Safe room for $5,000 to $7,000 to $10,000. Use in the corner of your house or in the garage.  You can put these outside as well or add on to your home.  Can get these on the internet.  You and your family with your dog.  You don’t need to retrofit your whole house. About 4 foot by 6 foot.  Danny would never bring his family to the shelter.  He’s seen cots with people guarding them.  People steal things from each other.  With a safe room, people can bring pets into it.

Showing a typical shelter– it has nothing in it.  One gallon of water per person for eacj day – that’s a lot of water.  No flush toilets.  You must do your own planning. 

People are leaving to put money in the meters.

Photos of things that he has in his kit for an emergency.  Hand can opener.  Shampoos, first aid kits.

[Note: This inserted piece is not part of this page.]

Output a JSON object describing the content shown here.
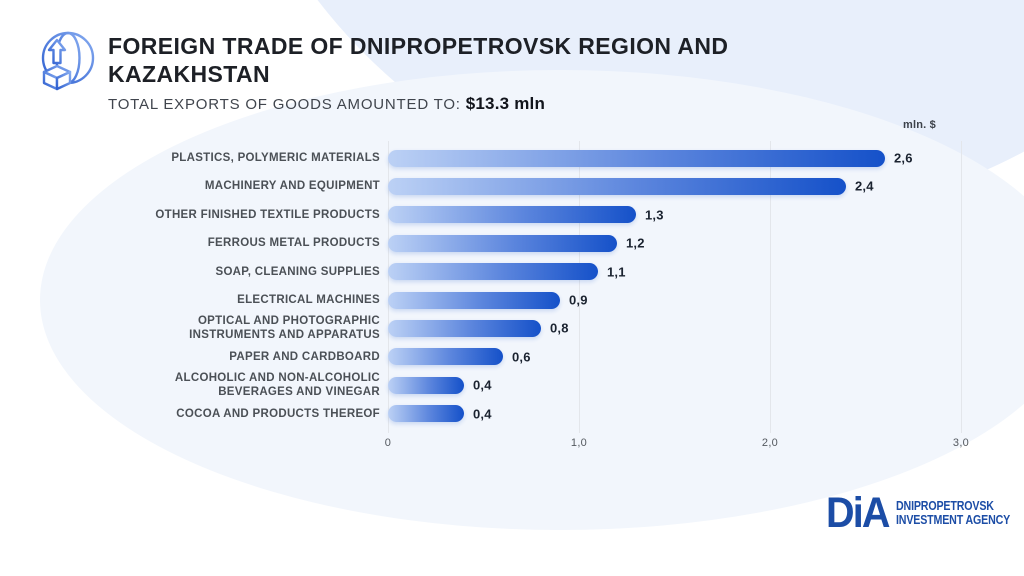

Miscellaneous things like duct tape, FRS radios, no landline.  FRS can talk to family up to 10 miles.  Meals – Meals ready to eat (MRE) or freeze dried.  Date on canned goods.  Water.  Water purifier.  Water treatment tablets.  You’ve got to start planning.

Here is a shot of a piece of plywood that went through a coconut tree.

Picture showing what happens.  The wind comes in, blows the roof off and that’s it – this is the end.

If you live in a single wall home, you must get out.

Everyone will count off.  1, 2, 3.

   

Short break – then move to groups at 10:35 a.m.